There are tastes of the brilliant, playful Blais we’ve known in the past, most recently at Element in Midtown and on TV, cooking outlandish dishes such as white-chocolate-wasabi sauce or tofu marinated in beef fat. That chef shows up at Home, but the glimpses are brief. Seared foie gras served with buttermilk pancakes and pickled blackberries is the dish I expect to be served for breakfast on my first morning in heaven. Each component refers with a wink back to another – the foie gras is both the bacon and the butter to the pancakes, the berries both the sweet breakfast treat to the pancake and the acid pickle used in classic foie gras dishes.

An appetizer of raw scamp (a firm, white-fleshed fish) topped with crispy chicken skin speaks to Blais’ understanding of contrasts in flavor and texture.

He showcases his creativity within the Southern theme in the Jenga-like stack of fried green tomatoes with ranch ice cream and the beautiful whisper of cauliflower in the mac-n-cheese. But at other times you can see the struggle and forced nature of the proposition. Chicken-fried duck leg was both dry and oily. The okra in a succotash under striped bass had a nice crunch, but imparted its okra slime so thoroughly that the experience was too visceral. Chicken-fried sweetbreads with sausage gravy needed just a touch of acid to stand up to all that richness.

An appetizer of bone marrow topped with shredded short rib meat was delicious except for the portion size – the half bone contained barely a teaspoon of marrow.

It’s a lovely idea to mimic the trappings of a true Sunday meal at someone’s Southern home. The biscuits served in place of bread are marvels of the fluffy form, with a piquant pepper jelly to accompany. But I found the shared “farm-to-table” vegetables lacking. Whipped potatoes rang true, especially when eaten with my entree of fresh bacon over collards and topped with the sweetest of summer peaches. But a gray bowl of green beans, mushrooms and lifeless hunks of celery was the kind of dish that might turn a toddler off veggies for good.

At the end of our cramped, early evening meal, my husband asked, “What would you think of this place if Blais had nothing to do with it? What if you were given this service slow with this wine list boring with this food on that night, disappointing?” I couldn’t give him an answer – Blais both heightened my expectations and made me want to forgive the anguish the letdown caused. When it comes to this chef, we don’t want well-themed, competently executed food.
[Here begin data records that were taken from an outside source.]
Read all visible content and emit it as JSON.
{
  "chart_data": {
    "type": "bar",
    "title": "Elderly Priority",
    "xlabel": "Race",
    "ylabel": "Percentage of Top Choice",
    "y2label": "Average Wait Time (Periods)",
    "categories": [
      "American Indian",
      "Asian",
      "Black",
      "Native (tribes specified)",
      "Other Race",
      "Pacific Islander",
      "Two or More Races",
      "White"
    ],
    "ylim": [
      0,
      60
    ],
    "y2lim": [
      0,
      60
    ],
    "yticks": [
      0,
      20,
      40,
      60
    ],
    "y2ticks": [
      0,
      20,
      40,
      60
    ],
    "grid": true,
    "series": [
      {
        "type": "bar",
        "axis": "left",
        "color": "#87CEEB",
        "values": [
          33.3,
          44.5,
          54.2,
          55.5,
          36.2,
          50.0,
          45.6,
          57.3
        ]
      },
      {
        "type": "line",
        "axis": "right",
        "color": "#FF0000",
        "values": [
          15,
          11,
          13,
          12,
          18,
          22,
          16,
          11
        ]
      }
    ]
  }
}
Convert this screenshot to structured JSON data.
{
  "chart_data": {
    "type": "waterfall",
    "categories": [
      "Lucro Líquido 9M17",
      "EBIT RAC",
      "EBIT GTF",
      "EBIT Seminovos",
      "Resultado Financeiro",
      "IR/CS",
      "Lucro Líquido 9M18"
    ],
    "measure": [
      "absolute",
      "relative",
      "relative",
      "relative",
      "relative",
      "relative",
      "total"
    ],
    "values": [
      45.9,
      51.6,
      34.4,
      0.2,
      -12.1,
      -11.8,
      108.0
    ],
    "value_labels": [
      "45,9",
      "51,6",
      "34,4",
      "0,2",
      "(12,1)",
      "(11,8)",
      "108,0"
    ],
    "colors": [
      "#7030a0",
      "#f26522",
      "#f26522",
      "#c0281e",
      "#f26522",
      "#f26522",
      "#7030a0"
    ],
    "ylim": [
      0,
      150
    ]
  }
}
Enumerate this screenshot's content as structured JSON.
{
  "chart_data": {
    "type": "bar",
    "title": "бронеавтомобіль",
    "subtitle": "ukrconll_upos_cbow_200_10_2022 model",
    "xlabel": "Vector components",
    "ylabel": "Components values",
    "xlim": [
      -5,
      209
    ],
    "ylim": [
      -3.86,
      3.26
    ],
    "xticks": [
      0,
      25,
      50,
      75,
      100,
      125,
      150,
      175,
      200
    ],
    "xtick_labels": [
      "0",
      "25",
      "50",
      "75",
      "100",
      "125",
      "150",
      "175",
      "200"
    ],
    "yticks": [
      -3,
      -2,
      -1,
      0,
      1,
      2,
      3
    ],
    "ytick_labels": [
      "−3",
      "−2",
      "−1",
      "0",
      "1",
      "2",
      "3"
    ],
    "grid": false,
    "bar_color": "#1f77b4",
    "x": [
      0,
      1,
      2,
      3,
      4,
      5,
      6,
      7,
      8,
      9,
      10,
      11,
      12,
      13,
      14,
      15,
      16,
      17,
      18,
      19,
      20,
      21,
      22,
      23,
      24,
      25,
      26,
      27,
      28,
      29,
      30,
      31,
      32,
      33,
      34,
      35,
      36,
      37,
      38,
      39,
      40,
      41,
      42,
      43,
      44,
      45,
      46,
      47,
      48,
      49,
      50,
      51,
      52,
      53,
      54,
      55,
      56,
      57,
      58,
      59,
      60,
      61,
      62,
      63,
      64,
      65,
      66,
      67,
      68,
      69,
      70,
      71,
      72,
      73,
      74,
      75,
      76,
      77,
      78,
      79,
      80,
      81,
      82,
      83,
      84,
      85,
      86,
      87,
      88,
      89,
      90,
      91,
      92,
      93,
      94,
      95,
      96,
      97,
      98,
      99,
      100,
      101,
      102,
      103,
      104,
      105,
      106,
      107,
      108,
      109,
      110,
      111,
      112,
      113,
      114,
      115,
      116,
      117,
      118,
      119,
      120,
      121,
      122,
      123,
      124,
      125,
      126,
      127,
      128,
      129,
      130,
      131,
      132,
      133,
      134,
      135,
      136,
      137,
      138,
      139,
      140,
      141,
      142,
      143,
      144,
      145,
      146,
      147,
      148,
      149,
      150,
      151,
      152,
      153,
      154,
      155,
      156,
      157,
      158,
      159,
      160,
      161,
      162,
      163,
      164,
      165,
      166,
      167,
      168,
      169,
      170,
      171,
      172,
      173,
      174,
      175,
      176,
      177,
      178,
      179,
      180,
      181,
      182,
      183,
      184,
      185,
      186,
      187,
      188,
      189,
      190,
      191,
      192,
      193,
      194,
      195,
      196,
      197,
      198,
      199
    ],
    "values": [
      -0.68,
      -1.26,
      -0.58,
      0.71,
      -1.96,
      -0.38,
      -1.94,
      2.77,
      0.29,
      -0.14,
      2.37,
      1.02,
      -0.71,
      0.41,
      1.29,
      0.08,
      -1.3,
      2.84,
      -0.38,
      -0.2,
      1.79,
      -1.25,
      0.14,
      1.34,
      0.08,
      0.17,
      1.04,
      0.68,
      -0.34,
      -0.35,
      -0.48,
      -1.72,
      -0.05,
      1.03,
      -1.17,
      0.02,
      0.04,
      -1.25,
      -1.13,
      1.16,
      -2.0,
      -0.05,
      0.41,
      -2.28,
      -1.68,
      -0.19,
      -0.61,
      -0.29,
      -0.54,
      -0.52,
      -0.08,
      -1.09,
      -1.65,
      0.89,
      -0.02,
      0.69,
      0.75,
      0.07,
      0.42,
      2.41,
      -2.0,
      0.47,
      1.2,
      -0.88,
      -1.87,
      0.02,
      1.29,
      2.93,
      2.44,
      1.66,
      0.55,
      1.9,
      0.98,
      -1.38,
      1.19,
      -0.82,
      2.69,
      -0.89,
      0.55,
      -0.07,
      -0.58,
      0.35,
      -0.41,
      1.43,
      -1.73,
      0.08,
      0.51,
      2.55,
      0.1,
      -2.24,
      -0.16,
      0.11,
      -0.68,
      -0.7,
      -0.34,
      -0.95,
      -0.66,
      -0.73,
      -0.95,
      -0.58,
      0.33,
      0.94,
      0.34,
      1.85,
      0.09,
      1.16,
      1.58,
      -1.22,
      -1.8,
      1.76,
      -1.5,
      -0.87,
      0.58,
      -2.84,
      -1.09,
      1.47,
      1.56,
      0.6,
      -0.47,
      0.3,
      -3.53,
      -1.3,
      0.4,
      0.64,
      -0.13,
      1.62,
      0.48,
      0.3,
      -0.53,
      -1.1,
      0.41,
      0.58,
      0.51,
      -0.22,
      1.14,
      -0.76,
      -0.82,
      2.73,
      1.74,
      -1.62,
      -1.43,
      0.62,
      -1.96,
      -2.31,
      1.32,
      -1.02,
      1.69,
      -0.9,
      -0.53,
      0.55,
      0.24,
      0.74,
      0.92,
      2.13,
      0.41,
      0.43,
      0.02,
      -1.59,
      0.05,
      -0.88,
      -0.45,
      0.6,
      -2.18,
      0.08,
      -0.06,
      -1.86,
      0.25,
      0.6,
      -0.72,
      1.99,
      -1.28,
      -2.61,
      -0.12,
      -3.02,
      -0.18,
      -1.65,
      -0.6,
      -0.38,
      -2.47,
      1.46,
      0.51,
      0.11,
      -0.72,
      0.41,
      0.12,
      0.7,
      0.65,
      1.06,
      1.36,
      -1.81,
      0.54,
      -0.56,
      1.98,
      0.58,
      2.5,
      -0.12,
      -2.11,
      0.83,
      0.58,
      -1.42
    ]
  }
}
The man is an artist – liquid nitrogen or not, I don’t want to see what some baron has commissioned; I want to see what he can do with just his muse to guide him.

When I spoke to Blais the morning after his “Top Chef” defeat, he talked about wanting to cook his “own food.” In the same breath, though, he spoke of the lessons Home is teaching him, specifically how important it is to fill up a restaurant. “Home is booked every night,” he said. “That’s got to matter, right?” What he seemed to be missing is that, yes, Home is packed. But people are there for one reason: Richard Blais. To say that this is the best Blais can do would be a crime. “I want to get to that point when I’m doing my own food. And I would love it to happen in Atlanta. I want it to happen in Atlanta,” Blais said. He’s not the only one.